In terms of outsourcing generally, the fundamental issue is over what the definition of what a company’s core task.   While I don’t think that the Carillion story marks the end of outsourcing or even of PFI projects, it does mark a turning point. Turning round the general thrust of public policy which has explicitly favoured privatisation and outsourcing cannot be done overnight. However, just like turning round a supertanker, it has to start somewhere and this episode will be seen in years to come as the time when the policy began to be seriously questioned.

It is important for reasons that go well beyond the railway. When Virgin Trains outsources its cleaning services, as it does on both East and West Coast, it is contributing to the destabilisation of work patterns which has far reaching consequences. If the cleaning staff worked for Virgin, they would feel a sense of loyalty towards the company, they might even consider trying to get promoted to being a guard or even a driver. Moreover, Virgin would have a sense of responsibility towards them. However, if they are simply contract workers, they owe no particular loyalty to Virgin or vice versa. I have no doubt that cleaning should be regarded as a core task. So should catering. They are both part of the customer-facing aspect of the business, and therefore should not be contracted out. Failings by those staff reflect on the image of the company. Nobody will think that a dirty train is down to Initial or whoever has the cleaning contract. They will blame Virgin, so it should retain that work.

There is another aspect, too. Outsourcing is generally seen as saving money for the company handing over the work. However, this is not necessarily the case. Of course it saves some HR and administrative costs, but it hands over a key aspect of the company to a private concern over which it has no control and results in other, such as legal and compliance expenses. Ultimately, academic studies of contracting out reveal that there is no clear case for doing so. In a well-timed publication by the Smith Institute of a pamphlet called ‘Out of Contract, time to move on from the ‘love in’ with outsourcing and PFI’ released on January 22nd suggests that it is time that every PFI and outsourcing contract should be examined to see whether they offer value for money. Astonishingly, the authors discovered that there is no clear evidence one way or the other whether the policy has been successful and saved money for the government. That should make Network Rail and the Department think twice before automatically calling on the private sector to carry out work.

 

 

 

 

Driverless cars

 

Lord Adonis got himself into hot water when he questioned the need for railfreight because it might be replaced by what could be called ‘wagon trains’ – convoys of lorries running behind each other, quite possibly with only one driver for the whole fleet. As Pip Dunn, late of this parish, highlighted in the letters column recently, this is far more difficult technically than has been assumed as different lorries have varying acceleration capabilities and it will be difficult to keep them in convoy.

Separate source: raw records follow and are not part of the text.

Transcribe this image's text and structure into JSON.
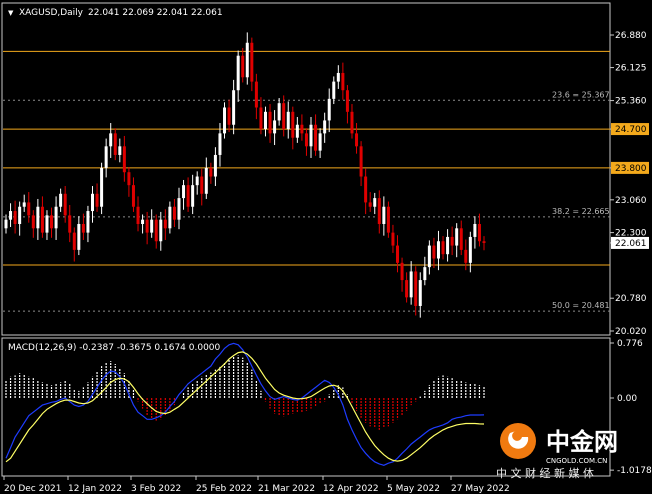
{
  "header": {
    "symbol": "XAGUSD,Daily",
    "ohlc": "22.041 22.069 22.041 22.061",
    "indicator": "MACD(12,26,9) -0.2387 -0.3675 0.1674 0.0000"
  },
  "price_axis": {
    "ticks": [
      "26.880",
      "26.125",
      "25.360",
      "24.700",
      "23.800",
      "23.060",
      "22.300",
      "22.061",
      "20.780",
      "20.020"
    ],
    "levels": [
      {
        "label": "26.500",
        "value": 26.5,
        "color": "#f3a91c"
      },
      {
        "label": "24.700",
        "value": 24.7,
        "color": "#f3a91c"
      },
      {
        "label": "23.800",
        "value": 23.8,
        "color": "#f3a91c"
      },
      {
        "label": "21.550",
        "value": 21.55,
        "color": "#f3a91c"
      }
    ],
    "current_price": "22.061"
  },
  "fib_levels": [
    {
      "label": "23.6 = 25.367",
      "value": 25.367
    },
    {
      "label": "38.2 = 22.665",
      "value": 22.665
    },
    {
      "label": "50.0 = 20.481",
      "value": 20.481
    }
  ],
  "macd_axis": {
    "ticks": [
      "0.776",
      "0.00",
      "-1.0178"
    ],
    "ylim": [
      -1.0178,
      0.776
    ]
  },
  "time_axis": [
    "20 Dec 2021",
    "12 Jan 2022",
    "3 Feb 2022",
    "25 Feb 2022",
    "21 Mar 2022",
    "12 Apr 2022",
    "5 May 2022",
    "27 May 2022"
  ],
  "watermark": {
    "brand": "中金网",
    "domain": "CNGOLD.COM.CN",
    "slogan": "中 文 财 经 新 媒 体"
  },
  "colors": {
    "bull": "#ffffff",
    "bear": "#e00000",
    "level": "#f3a91c",
    "fib": "#8c8c8c",
    "macd_line": "#1e3cff",
    "signal_line": "#ffff66"
  },
  "chart_data": {
    "type": "candlestick",
    "ylim": [
      20.02,
      26.88
    ],
    "close_series": [
      22.6,
      22.8,
      22.5,
      22.9,
      23.0,
      22.7,
      22.4,
      22.9,
      22.3,
      22.7,
      22.4,
      22.9,
      23.2,
      22.7,
      22.3,
      21.9,
      22.5,
      22.3,
      22.8,
      23.2,
      22.9,
      23.8,
      24.3,
      24.6,
      24.1,
      24.3,
      23.7,
      23.4,
      22.9,
      22.5,
      22.6,
      22.3,
      22.6,
      22.1,
      22.6,
      22.4,
      22.9,
      22.6,
      23.1,
      23.4,
      22.9,
      23.4,
      23.6,
      23.2,
      23.8,
      23.6,
      24.1,
      24.6,
      25.2,
      24.8,
      25.6,
      26.4,
      25.9,
      26.7,
      25.8,
      25.2,
      24.7,
      25.1,
      24.6,
      24.9,
      25.3,
      24.7,
      25.1,
      24.5,
      24.8,
      24.6,
      24.3,
      24.8,
      24.2,
      24.6,
      24.9,
      25.4,
      25.8,
      26.0,
      25.6,
      25.1,
      24.6,
      24.3,
      23.6,
      23.0,
      22.9,
      23.1,
      22.5,
      22.9,
      22.3,
      22.0,
      21.6,
      21.2,
      20.8,
      21.4,
      20.6,
      21.2,
      21.5,
      22.0,
      21.7,
      22.1,
      21.8,
      22.2,
      22.0,
      22.4,
      21.9,
      21.6,
      22.2,
      22.5,
      22.1,
      22.061
    ],
    "macd_histogram": [
      0.25,
      0.3,
      0.32,
      0.35,
      0.33,
      0.3,
      0.28,
      0.25,
      0.22,
      0.2,
      0.18,
      0.2,
      0.22,
      0.25,
      0.2,
      0.12,
      0.1,
      0.15,
      0.22,
      0.3,
      0.38,
      0.45,
      0.5,
      0.52,
      0.48,
      0.42,
      0.35,
      0.25,
      0.12,
      -0.05,
      -0.15,
      -0.25,
      -0.3,
      -0.32,
      -0.3,
      -0.25,
      -0.18,
      -0.1,
      0.0,
      0.08,
      0.15,
      0.2,
      0.25,
      0.3,
      0.33,
      0.36,
      0.4,
      0.44,
      0.5,
      0.55,
      0.58,
      0.6,
      0.57,
      0.5,
      0.4,
      0.25,
      0.1,
      -0.05,
      -0.15,
      -0.22,
      -0.25,
      -0.26,
      -0.25,
      -0.22,
      -0.2,
      -0.2,
      -0.18,
      -0.15,
      -0.12,
      -0.08,
      -0.05,
      0.05,
      0.12,
      0.18,
      0.15,
      0.05,
      -0.08,
      -0.18,
      -0.28,
      -0.35,
      -0.4,
      -0.42,
      -0.45,
      -0.42,
      -0.4,
      -0.35,
      -0.3,
      -0.25,
      -0.18,
      -0.1,
      -0.05,
      0.02,
      0.1,
      0.18,
      0.25,
      0.3,
      0.32,
      0.3,
      0.28,
      0.25,
      0.24,
      0.22,
      0.2,
      0.2,
      0.18,
      0.17
    ],
    "macd_line": [
      -0.85,
      -0.7,
      -0.55,
      -0.45,
      -0.35,
      -0.25,
      -0.2,
      -0.15,
      -0.1,
      -0.08,
      -0.06,
      -0.05,
      -0.02,
      0.0,
      -0.05,
      -0.1,
      -0.12,
      -0.1,
      -0.05,
      0.05,
      0.15,
      0.25,
      0.33,
      0.38,
      0.37,
      0.3,
      0.2,
      0.05,
      -0.1,
      -0.2,
      -0.25,
      -0.3,
      -0.3,
      -0.28,
      -0.25,
      -0.2,
      -0.12,
      -0.05,
      0.05,
      0.12,
      0.2,
      0.25,
      0.3,
      0.35,
      0.4,
      0.45,
      0.55,
      0.62,
      0.7,
      0.75,
      0.77,
      0.75,
      0.68,
      0.58,
      0.45,
      0.32,
      0.2,
      0.1,
      0.02,
      -0.02,
      0.0,
      0.02,
      0.0,
      -0.02,
      -0.03,
      0.0,
      0.05,
      0.1,
      0.15,
      0.2,
      0.25,
      0.22,
      0.15,
      0.05,
      -0.1,
      -0.3,
      -0.45,
      -0.58,
      -0.7,
      -0.78,
      -0.85,
      -0.9,
      -0.93,
      -0.95,
      -0.92,
      -0.9,
      -0.85,
      -0.78,
      -0.72,
      -0.65,
      -0.6,
      -0.55,
      -0.5,
      -0.45,
      -0.42,
      -0.4,
      -0.38,
      -0.35,
      -0.3,
      -0.28,
      -0.27,
      -0.25,
      -0.24,
      -0.24,
      -0.24,
      -0.2387
    ],
    "signal_line": [
      -0.9,
      -0.85,
      -0.75,
      -0.65,
      -0.55,
      -0.45,
      -0.38,
      -0.3,
      -0.22,
      -0.16,
      -0.12,
      -0.08,
      -0.05,
      -0.03,
      -0.03,
      -0.05,
      -0.07,
      -0.08,
      -0.07,
      -0.04,
      0.02,
      0.08,
      0.15,
      0.22,
      0.26,
      0.28,
      0.27,
      0.23,
      0.15,
      0.06,
      -0.02,
      -0.08,
      -0.14,
      -0.19,
      -0.21,
      -0.22,
      -0.2,
      -0.16,
      -0.12,
      -0.06,
      0.0,
      0.06,
      0.12,
      0.18,
      0.24,
      0.3,
      0.36,
      0.42,
      0.48,
      0.55,
      0.6,
      0.64,
      0.65,
      0.62,
      0.56,
      0.48,
      0.38,
      0.28,
      0.2,
      0.12,
      0.07,
      0.04,
      0.02,
      0.0,
      -0.01,
      -0.01,
      0.0,
      0.02,
      0.06,
      0.1,
      0.14,
      0.17,
      0.18,
      0.16,
      0.1,
      0.0,
      -0.12,
      -0.24,
      -0.36,
      -0.48,
      -0.58,
      -0.67,
      -0.74,
      -0.8,
      -0.85,
      -0.88,
      -0.89,
      -0.88,
      -0.85,
      -0.8,
      -0.75,
      -0.7,
      -0.64,
      -0.58,
      -0.53,
      -0.49,
      -0.45,
      -0.42,
      -0.4,
      -0.38,
      -0.37,
      -0.36,
      -0.36,
      -0.36,
      -0.365,
      -0.3675
    ]
  }
}
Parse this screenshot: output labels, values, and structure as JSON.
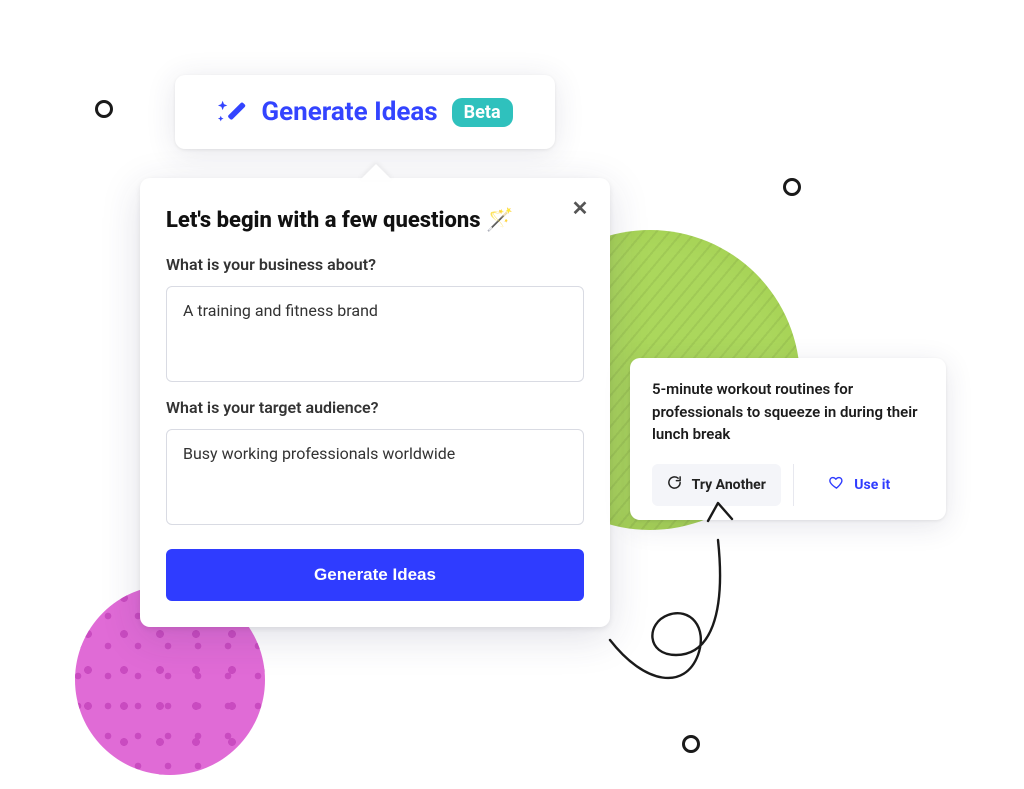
{
  "colors": {
    "brand": "#2f3cff",
    "beta_bg": "#2fc1bd",
    "green_blob": "#a7cf5f",
    "pink_blob": "#e06bd6"
  },
  "header": {
    "title": "Generate Ideas",
    "badge": "Beta",
    "icon": "magic-wand-icon"
  },
  "popover": {
    "title": "Let's begin with a few questions 🪄",
    "close_label": "✕",
    "q1_label": "What is your business about?",
    "q1_value": "A training and fitness brand",
    "q2_label": "What is your target audience?",
    "q2_value": "Busy working professionals worldwide",
    "submit_label": "Generate Ideas"
  },
  "idea_card": {
    "text": "5-minute workout routines for professionals to squeeze in during their lunch break",
    "try_another_label": "Try Another",
    "use_it_label": "Use it"
  }
}
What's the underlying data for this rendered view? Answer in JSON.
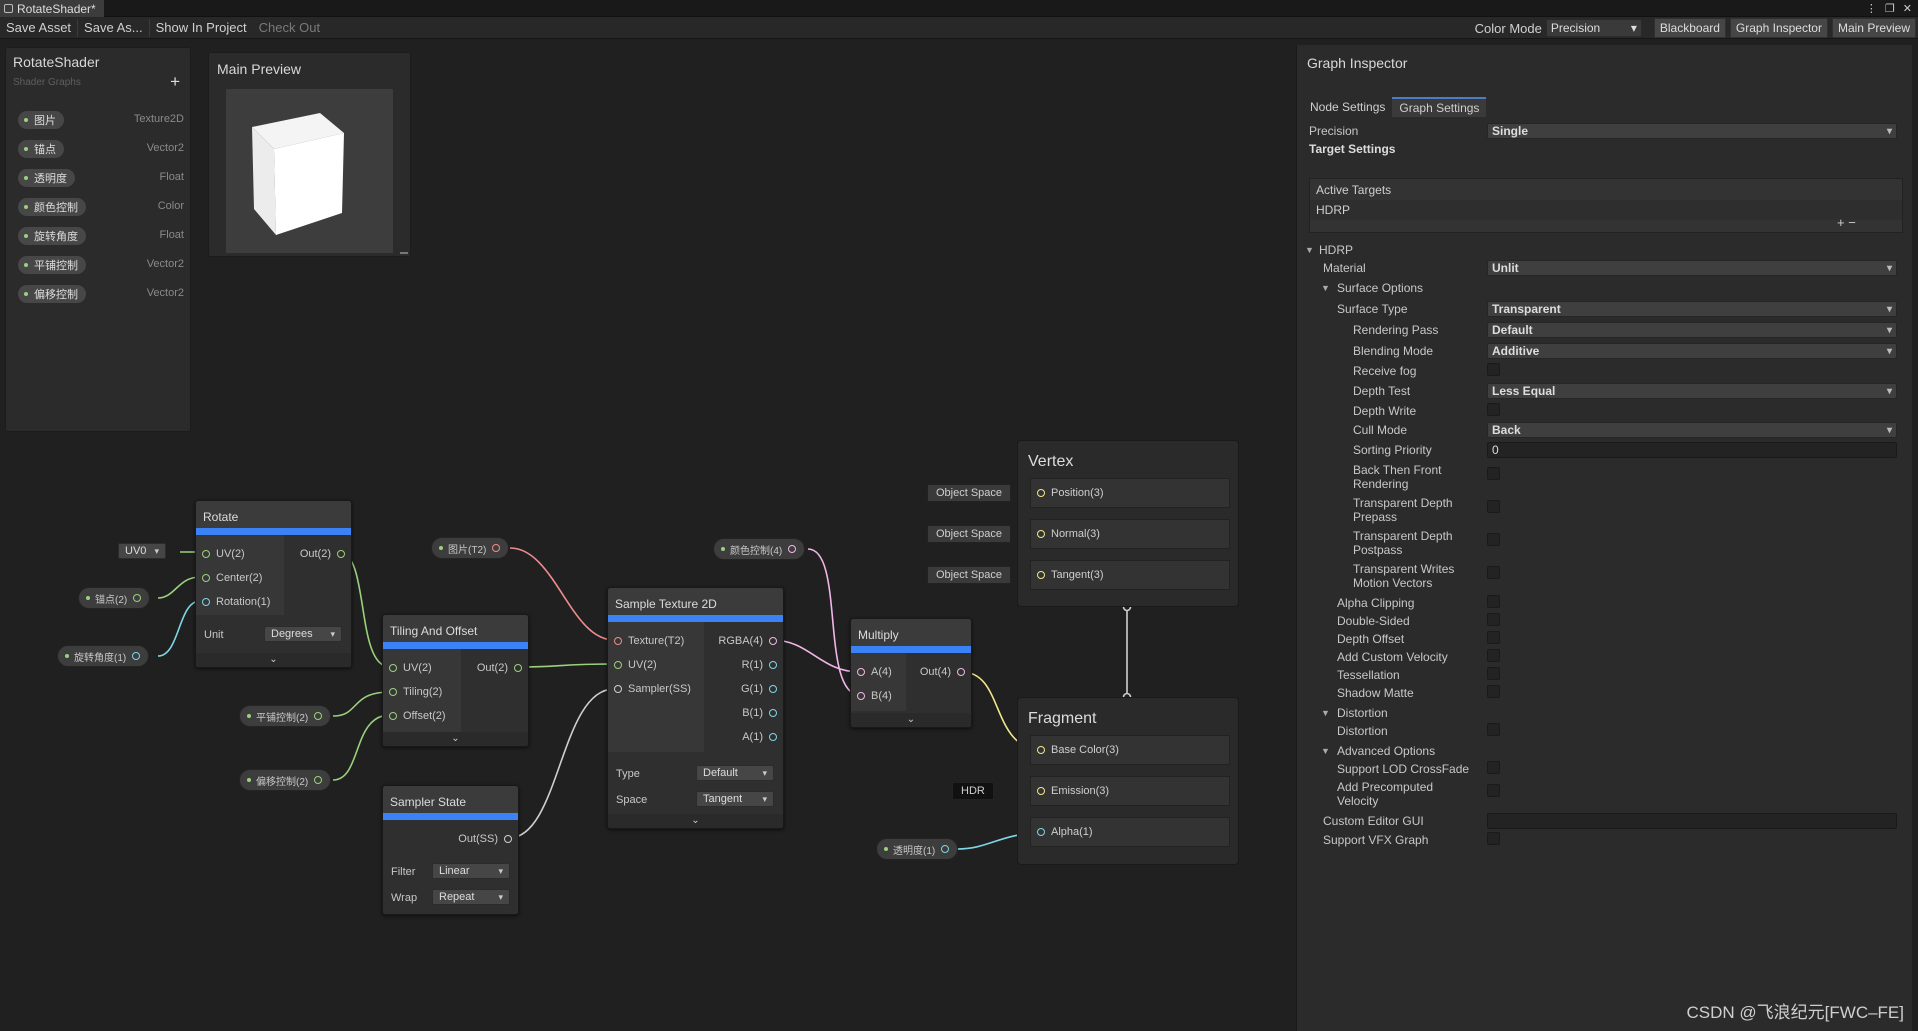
{
  "window": {
    "tab_title": "RotateShader*"
  },
  "toolbar": {
    "save_asset": "Save Asset",
    "save_as": "Save As...",
    "show_in_project": "Show In Project",
    "check_out": "Check Out",
    "color_mode_label": "Color Mode",
    "color_mode_value": "Precision",
    "blackboard": "Blackboard",
    "graph_inspector": "Graph Inspector",
    "main_preview": "Main Preview"
  },
  "blackboard": {
    "title": "RotateShader",
    "subtitle": "Shader Graphs",
    "add_symbol": "+",
    "properties": [
      {
        "name": "图片",
        "type": "Texture2D"
      },
      {
        "name": "锚点",
        "type": "Vector2"
      },
      {
        "name": "透明度",
        "type": "Float"
      },
      {
        "name": "颜色控制",
        "type": "Color"
      },
      {
        "name": "旋转角度",
        "type": "Float"
      },
      {
        "name": "平铺控制",
        "type": "Vector2"
      },
      {
        "name": "偏移控制",
        "type": "Vector2"
      }
    ]
  },
  "preview": {
    "title": "Main Preview"
  },
  "nodes": {
    "rotate": {
      "title": "Rotate",
      "in_uv": "UV(2)",
      "in_center": "Center(2)",
      "in_rotation": "Rotation(1)",
      "out": "Out(2)",
      "unit_label": "Unit",
      "unit_value": "Degrees",
      "uv_channel": "UV0"
    },
    "tiling": {
      "title": "Tiling And Offset",
      "in_uv": "UV(2)",
      "in_tiling": "Tiling(2)",
      "in_offset": "Offset(2)",
      "out": "Out(2)"
    },
    "sampler": {
      "title": "Sampler State",
      "out": "Out(SS)",
      "filter_label": "Filter",
      "filter_value": "Linear",
      "wrap_label": "Wrap",
      "wrap_value": "Repeat"
    },
    "sample": {
      "title": "Sample Texture 2D",
      "in_tex": "Texture(T2)",
      "in_uv": "UV(2)",
      "in_sampler": "Sampler(SS)",
      "out_rgba": "RGBA(4)",
      "out_r": "R(1)",
      "out_g": "G(1)",
      "out_b": "B(1)",
      "out_a": "A(1)",
      "type_label": "Type",
      "type_value": "Default",
      "space_label": "Space",
      "space_value": "Tangent"
    },
    "multiply": {
      "title": "Multiply",
      "in_a": "A(4)",
      "in_b": "B(4)",
      "out": "Out(4)"
    }
  },
  "graph_pills": {
    "anchor": "锚点(2)",
    "angle": "旋转角度(1)",
    "tiling": "平铺控制(2)",
    "offset": "偏移控制(2)",
    "image": "图片(T2)",
    "color": "颜色控制(4)",
    "alpha": "透明度(1)"
  },
  "master": {
    "vertex_title": "Vertex",
    "object_space": "Object Space",
    "position": "Position(3)",
    "normal": "Normal(3)",
    "tangent": "Tangent(3)",
    "fragment_title": "Fragment",
    "base_color": "Base Color(3)",
    "emission": "Emission(3)",
    "hdr": "HDR",
    "alpha": "Alpha(1)"
  },
  "inspector": {
    "title": "Graph Inspector",
    "tabs": [
      "Node Settings",
      "Graph Settings"
    ],
    "precision_label": "Precision",
    "precision_value": "Single",
    "target_settings": "Target Settings",
    "active_targets": "Active Targets",
    "target_item": "HDRP",
    "add_remove": "+  −",
    "hdrp_header": "HDRP",
    "material_label": "Material",
    "material_value": "Unlit",
    "surface_options": "Surface Options",
    "surface_type_label": "Surface Type",
    "surface_type_value": "Transparent",
    "rendering_pass_label": "Rendering Pass",
    "rendering_pass_value": "Default",
    "blending_mode_label": "Blending Mode",
    "blending_mode_value": "Additive",
    "receive_fog": "Receive fog",
    "depth_test_label": "Depth Test",
    "depth_test_value": "Less Equal",
    "depth_write": "Depth Write",
    "cull_mode_label": "Cull Mode",
    "cull_mode_value": "Back",
    "sorting_priority_label": "Sorting Priority",
    "sorting_priority_value": "0",
    "back_then_front_1": "Back Then Front",
    "back_then_front_2": "Rendering",
    "tdp_1": "Transparent Depth",
    "tdp_2": "Prepass",
    "tdpost_1": "Transparent Depth",
    "tdpost_2": "Postpass",
    "twmv_1": "Transparent Writes",
    "twmv_2": "Motion Vectors",
    "alpha_clipping": "Alpha Clipping",
    "double_sided": "Double-Sided",
    "depth_offset": "Depth Offset",
    "custom_velocity": "Add Custom Velocity",
    "tessellation": "Tessellation",
    "shadow_matte": "Shadow Matte",
    "distortion_header": "Distortion",
    "distortion": "Distortion",
    "advanced_options": "Advanced Options",
    "lod_crossfade": "Support LOD CrossFade",
    "precomputed_1": "Add Precomputed",
    "precomputed_2": "Velocity",
    "custom_editor_gui": "Custom Editor GUI",
    "vfx_graph": "Support VFX Graph"
  },
  "watermark": "CSDN @飞浪纪元[FWC–FE]",
  "colors": {
    "accent_blue": "#3b82f6",
    "wire_vector2": "#9bd17c",
    "wire_vector1": "#7fd6e6",
    "wire_texture": "#f08c8c",
    "wire_vector4": "#f2b6e6",
    "wire_vector3": "#f2e88a",
    "wire_sampler": "#cfcfcf"
  }
}
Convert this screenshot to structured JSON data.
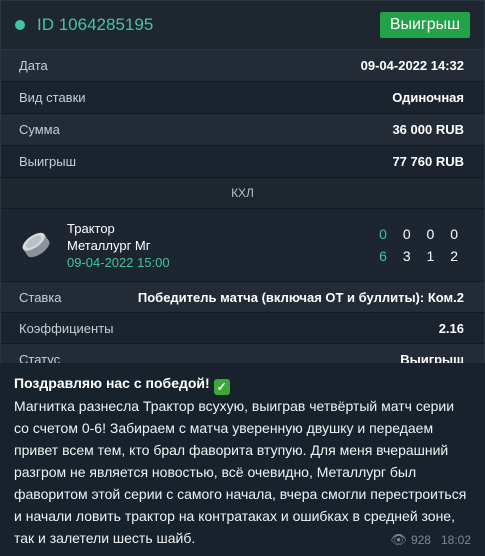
{
  "ticket": {
    "id_label": "ID 1064285195",
    "status_badge": "Выигрыш"
  },
  "details": [
    {
      "label": "Дата",
      "value": "09-04-2022 14:32"
    },
    {
      "label": "Вид ставки",
      "value": "Одиночная"
    },
    {
      "label": "Сумма",
      "value": "36 000 RUB"
    },
    {
      "label": "Выигрыш",
      "value": "77 760 RUB"
    }
  ],
  "league": "КХЛ",
  "match": {
    "team1": "Трактор",
    "team2": "Металлург Мг",
    "datetime": "09-04-2022 15:00",
    "score1": [
      "0",
      "0",
      "0",
      "0"
    ],
    "score2": [
      "6",
      "3",
      "1",
      "2"
    ]
  },
  "bet": [
    {
      "label": "Ставка",
      "value": "Победитель матча (включая ОТ и буллиты): Ком.2"
    },
    {
      "label": "Коэффициенты",
      "value": "2.16"
    },
    {
      "label": "Статус",
      "value": "Выигрыш"
    }
  ],
  "post": {
    "title": "Поздравляю нас с победой!",
    "check_icon": "✓",
    "body": "Магнитка разнесла Трактор всухую, выиграв четвёртый матч серии со счетом 0-6! Забираем с матча уверенную двушку и передаем привет всем тем, кто брал фаворита втупую. Для меня вчерашний разгром не является новостью, всё очевидно, Металлург был фаворитом этой серии с самого начала, вчера смогли перестроиться и начали ловить трактор на контратаках и ошибках в средней зоне, так и залетели шесть шайб.",
    "views": "928",
    "time": "18:02"
  },
  "colors": {
    "accent": "#45c3a6",
    "win_badge": "#22a34a"
  }
}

This is all part of a much wider con being perpetrated on the British public. When Philip Hammond suggested in the budget that driverless cars would be in operation on Britain’s roads by 2021, he was being far too optimistic about this technology.

Predictions like Hammond’s have sent waves of panic through the rail industry that driverless cars will take over from public transport. However, in a short book I have just written, Driverless cars: on a road to nowhere I examine the hype around the concept in some depth and suggest that the whole basis of the concept is flawed. No one wants driverless cars and technically they are a generation or two away, even if they are feasible at all. Of course, we will have increasing driver aids to make cars safer but the idea that people will soon be driven to their office in a car which will then be sent off to take the kids, unaccompanied, to school, belongs in the same category of fantasy as the individual jetpacks that featured in my Eagle comics 50 years ago.